J. Hilburn’s flagship store in Dallas does happen to have a handsome facade at street level—the 1,400 square-foot store did $1.6 million in its first 12 months—but the freedom to situate a store in a low-visibility location has been a huge help to Rathod in New York, where rents are often prohibitively high for a startup like his. In Manhattan, Rathod inked a deal with WeWork, the cooperative office space, to set up a store on East 49th Street. Compared to a full-sized “studio” location, this one is much cheaper, smaller and requires a smaller staff to operate.
Retail locations like these, stripped of retail’s usual appurtenances like checkout counters, elaborate floor displays and cavernous stockrooms, also free employees from the chores of restocking, tidying shelves and running back and forth to check for the right size or color of something. As a result, staffers can devote more attention to actual customers, another factor that gives showrooms a competitive edge. According to research from consulting firm PWC, that face time results in higher sales, a decreased likelihood of returns and even increased ecommerce business, since existing customers have already been shown the offerings and know what size they take.

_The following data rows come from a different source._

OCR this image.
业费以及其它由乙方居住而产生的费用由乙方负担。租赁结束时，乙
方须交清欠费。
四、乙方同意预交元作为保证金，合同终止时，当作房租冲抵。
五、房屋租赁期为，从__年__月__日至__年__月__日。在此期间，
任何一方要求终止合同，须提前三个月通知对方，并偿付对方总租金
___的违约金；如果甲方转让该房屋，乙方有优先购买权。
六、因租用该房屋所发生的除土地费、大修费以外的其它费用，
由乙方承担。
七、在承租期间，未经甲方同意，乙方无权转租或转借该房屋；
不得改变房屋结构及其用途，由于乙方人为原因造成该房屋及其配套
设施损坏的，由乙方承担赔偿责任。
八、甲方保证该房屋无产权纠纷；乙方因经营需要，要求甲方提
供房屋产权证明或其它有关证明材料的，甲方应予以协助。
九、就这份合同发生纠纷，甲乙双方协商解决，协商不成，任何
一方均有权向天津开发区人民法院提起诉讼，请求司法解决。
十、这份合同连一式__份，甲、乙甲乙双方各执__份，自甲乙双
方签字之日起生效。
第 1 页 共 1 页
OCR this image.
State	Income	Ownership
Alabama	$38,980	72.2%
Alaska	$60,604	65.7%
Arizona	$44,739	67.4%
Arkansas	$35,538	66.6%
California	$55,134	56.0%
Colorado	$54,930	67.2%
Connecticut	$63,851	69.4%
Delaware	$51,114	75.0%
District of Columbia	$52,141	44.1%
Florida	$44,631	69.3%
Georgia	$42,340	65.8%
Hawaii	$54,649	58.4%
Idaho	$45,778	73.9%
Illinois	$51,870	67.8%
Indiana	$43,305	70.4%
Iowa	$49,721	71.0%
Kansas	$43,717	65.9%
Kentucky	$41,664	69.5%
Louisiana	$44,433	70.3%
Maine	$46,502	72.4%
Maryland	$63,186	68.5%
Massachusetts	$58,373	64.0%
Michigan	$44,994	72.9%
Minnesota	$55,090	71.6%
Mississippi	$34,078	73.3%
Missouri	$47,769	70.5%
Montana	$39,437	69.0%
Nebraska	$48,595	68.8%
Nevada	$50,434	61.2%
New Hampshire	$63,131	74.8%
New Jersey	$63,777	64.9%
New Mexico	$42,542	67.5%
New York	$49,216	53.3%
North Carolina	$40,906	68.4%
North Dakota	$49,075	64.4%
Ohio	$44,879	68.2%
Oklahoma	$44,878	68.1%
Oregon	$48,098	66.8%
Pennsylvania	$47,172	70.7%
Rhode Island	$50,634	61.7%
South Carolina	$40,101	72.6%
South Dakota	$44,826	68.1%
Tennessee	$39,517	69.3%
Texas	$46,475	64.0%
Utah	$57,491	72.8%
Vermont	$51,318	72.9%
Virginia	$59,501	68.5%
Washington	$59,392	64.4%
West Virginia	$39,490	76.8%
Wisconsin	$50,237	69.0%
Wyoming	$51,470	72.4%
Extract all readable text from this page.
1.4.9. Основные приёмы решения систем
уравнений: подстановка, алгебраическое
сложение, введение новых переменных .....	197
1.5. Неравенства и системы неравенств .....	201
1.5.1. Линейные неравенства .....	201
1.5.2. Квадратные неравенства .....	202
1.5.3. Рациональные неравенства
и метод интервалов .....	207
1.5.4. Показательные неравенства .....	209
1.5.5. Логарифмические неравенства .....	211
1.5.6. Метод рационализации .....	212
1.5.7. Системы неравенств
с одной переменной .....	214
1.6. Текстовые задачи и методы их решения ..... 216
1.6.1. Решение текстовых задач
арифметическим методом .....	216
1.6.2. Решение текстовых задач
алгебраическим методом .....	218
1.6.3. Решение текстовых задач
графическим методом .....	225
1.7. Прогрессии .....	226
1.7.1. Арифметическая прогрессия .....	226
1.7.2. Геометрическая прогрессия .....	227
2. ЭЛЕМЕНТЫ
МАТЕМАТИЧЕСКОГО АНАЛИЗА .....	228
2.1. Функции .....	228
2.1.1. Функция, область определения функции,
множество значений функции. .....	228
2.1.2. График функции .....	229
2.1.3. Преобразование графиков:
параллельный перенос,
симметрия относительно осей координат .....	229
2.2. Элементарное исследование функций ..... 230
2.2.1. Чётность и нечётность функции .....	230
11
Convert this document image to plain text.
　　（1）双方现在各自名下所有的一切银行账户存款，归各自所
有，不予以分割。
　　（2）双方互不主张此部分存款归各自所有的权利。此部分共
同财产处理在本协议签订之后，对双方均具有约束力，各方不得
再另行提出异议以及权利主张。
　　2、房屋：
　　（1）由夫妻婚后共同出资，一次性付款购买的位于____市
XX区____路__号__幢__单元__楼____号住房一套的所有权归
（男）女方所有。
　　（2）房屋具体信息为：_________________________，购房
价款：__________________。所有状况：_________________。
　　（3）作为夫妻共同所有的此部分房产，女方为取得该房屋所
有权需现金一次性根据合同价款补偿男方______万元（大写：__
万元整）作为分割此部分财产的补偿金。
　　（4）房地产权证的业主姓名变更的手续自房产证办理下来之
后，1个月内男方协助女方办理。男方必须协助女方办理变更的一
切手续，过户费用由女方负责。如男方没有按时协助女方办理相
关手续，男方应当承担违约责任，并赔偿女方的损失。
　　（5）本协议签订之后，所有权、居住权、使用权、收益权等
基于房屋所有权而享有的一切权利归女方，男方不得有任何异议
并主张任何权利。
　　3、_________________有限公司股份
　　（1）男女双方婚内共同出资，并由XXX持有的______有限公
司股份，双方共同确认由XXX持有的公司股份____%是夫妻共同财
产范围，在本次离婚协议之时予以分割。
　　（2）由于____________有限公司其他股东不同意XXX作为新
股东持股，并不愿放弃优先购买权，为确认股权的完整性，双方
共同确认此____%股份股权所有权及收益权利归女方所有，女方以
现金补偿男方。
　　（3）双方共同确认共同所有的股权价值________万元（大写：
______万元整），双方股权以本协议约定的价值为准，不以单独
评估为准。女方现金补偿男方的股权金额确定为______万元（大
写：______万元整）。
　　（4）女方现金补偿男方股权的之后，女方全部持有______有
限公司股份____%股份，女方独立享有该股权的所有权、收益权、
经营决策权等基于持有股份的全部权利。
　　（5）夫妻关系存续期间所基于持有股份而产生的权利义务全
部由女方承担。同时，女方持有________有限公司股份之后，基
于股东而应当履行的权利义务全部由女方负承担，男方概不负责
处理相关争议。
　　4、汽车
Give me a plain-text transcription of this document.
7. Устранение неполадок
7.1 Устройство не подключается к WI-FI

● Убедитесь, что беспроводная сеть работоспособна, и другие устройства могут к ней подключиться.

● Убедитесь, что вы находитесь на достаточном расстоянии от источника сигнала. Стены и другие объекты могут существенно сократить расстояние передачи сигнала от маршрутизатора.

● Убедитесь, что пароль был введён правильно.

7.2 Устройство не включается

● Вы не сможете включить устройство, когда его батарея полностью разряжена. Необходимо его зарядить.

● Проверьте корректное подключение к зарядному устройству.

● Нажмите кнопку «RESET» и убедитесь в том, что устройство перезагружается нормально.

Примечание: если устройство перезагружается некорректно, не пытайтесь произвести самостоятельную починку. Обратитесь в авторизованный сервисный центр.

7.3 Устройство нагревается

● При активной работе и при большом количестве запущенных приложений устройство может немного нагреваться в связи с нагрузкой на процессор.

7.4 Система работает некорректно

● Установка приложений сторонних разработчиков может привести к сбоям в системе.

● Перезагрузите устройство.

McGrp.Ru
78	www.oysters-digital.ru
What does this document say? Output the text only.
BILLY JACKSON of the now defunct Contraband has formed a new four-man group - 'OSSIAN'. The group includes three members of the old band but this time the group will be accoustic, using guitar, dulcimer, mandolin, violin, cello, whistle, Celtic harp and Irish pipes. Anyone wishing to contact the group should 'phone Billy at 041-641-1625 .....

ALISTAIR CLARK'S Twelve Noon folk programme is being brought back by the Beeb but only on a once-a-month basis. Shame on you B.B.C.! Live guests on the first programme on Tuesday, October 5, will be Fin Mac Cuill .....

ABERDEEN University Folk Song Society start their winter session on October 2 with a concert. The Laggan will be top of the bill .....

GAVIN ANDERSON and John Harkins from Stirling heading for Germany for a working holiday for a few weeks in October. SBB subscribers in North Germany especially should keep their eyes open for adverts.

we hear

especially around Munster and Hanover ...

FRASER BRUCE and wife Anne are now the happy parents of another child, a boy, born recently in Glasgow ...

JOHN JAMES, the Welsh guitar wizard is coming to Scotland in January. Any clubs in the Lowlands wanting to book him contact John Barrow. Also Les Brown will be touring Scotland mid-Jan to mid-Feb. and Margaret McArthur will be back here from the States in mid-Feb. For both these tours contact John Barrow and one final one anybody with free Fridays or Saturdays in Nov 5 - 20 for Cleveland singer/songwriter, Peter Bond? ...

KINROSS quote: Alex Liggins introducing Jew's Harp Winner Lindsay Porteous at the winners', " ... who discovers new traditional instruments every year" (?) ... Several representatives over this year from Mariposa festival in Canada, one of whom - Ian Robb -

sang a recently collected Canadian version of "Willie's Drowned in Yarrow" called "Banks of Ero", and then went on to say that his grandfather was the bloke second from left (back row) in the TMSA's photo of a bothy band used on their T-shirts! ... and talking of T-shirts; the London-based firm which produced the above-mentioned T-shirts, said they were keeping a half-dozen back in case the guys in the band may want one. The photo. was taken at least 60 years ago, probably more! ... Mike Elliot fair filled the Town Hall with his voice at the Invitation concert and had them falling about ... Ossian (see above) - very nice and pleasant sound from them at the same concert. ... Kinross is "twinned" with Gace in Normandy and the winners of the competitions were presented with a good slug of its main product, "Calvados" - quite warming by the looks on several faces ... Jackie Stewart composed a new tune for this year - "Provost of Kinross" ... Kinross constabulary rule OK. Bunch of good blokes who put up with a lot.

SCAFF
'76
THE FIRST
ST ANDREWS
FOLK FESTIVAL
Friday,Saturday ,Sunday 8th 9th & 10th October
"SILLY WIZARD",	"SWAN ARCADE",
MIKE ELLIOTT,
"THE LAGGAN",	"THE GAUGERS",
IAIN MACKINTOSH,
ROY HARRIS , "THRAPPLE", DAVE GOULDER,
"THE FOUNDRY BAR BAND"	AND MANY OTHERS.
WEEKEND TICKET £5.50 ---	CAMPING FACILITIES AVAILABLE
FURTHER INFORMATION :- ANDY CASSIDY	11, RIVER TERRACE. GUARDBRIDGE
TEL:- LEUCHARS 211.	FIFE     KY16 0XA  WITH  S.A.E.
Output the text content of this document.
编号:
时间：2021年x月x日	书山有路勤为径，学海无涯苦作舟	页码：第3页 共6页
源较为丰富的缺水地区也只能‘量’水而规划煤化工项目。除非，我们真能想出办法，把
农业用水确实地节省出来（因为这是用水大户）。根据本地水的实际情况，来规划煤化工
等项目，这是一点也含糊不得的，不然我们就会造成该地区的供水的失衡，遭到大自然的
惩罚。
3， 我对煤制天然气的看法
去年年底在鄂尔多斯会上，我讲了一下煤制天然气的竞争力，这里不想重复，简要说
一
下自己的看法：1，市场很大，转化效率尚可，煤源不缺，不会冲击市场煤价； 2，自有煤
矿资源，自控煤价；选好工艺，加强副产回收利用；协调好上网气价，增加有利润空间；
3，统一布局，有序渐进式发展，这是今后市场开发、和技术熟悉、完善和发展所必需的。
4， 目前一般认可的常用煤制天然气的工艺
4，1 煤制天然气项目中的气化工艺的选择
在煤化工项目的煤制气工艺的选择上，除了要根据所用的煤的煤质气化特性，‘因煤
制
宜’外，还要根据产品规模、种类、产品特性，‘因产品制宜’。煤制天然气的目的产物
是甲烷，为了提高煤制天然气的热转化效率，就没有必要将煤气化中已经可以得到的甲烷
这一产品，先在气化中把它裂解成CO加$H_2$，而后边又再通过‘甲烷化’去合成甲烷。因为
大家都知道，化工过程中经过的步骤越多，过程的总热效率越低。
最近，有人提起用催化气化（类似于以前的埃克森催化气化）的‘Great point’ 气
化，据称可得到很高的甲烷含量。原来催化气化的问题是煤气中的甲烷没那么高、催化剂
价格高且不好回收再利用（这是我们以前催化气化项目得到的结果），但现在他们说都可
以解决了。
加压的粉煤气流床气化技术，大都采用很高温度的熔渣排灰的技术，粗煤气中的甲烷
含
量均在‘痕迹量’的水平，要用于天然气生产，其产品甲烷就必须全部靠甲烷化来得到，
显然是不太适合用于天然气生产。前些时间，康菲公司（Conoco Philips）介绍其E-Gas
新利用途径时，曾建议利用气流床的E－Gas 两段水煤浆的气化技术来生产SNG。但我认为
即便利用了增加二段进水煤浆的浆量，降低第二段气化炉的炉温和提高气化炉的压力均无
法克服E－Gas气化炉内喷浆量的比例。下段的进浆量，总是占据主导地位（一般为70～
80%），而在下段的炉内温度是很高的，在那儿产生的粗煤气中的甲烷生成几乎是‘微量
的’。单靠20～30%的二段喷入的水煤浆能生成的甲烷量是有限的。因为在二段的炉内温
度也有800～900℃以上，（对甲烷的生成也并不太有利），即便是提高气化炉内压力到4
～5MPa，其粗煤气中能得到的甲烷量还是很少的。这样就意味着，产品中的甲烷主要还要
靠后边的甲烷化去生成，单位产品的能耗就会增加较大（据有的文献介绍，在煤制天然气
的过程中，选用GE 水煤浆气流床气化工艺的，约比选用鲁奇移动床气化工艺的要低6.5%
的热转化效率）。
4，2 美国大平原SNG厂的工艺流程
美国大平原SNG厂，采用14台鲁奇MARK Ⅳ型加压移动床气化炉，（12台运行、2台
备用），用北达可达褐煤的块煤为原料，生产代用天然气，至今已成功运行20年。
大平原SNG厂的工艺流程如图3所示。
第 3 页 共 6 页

Meanwhile, showroom chains also enjoy significant cost savings stemming from more efficient logistics. Traditional retailers are always busy shifting their inventory from warehouse to store—and from one store to another store—a costly and often inefficient way of managing stock. But a central warehouse that ships only items that have already been selected allows Bonobos, for instance, to streamline operations considerably.
“Because we have a single inventory we’re pulling from, we’re not shipping inventory around,” Onvural explains. “We’re not having to plan for having all sizes and all colors, so we’re able to be much smarter about our inventory, which is more financially beneficial than a large brick-and-mortar retailer, which carries a large inventory [in each store].”
Similarly, at MM.LaFleur, the central warehouse allows management to respond quickly to the vagaries of regional preferences.
“Call it global warming, but temperatures these days are so unpredictable, a coat we can’t move in New York is popular in San Francisco,” LaFleur relates. But “keeping [the inventory] in one pool lets us react promptly to that.”
A new trend from an old idea
Showrooms might be current in the social-media age, but they’re not a new idea in retail.
“This is a reinvention of a very old form,” observes retail expert Paco Underhill, founder of consultancy Envirosell and the author of Why We Buy and other bestselling books on the psychology of shopping.
In decades past, companies like H.J. Wilson, Witmark and the once-massive Service Merchandise operated “catalog showrooms” that would display sample items that visitors could try out and, if they liked something, they could order it on their own. (In the case of Service Merchandise, shoppers handed in an order slip and waited for the stockroom boys to send their purchases out on a conveyor belt.)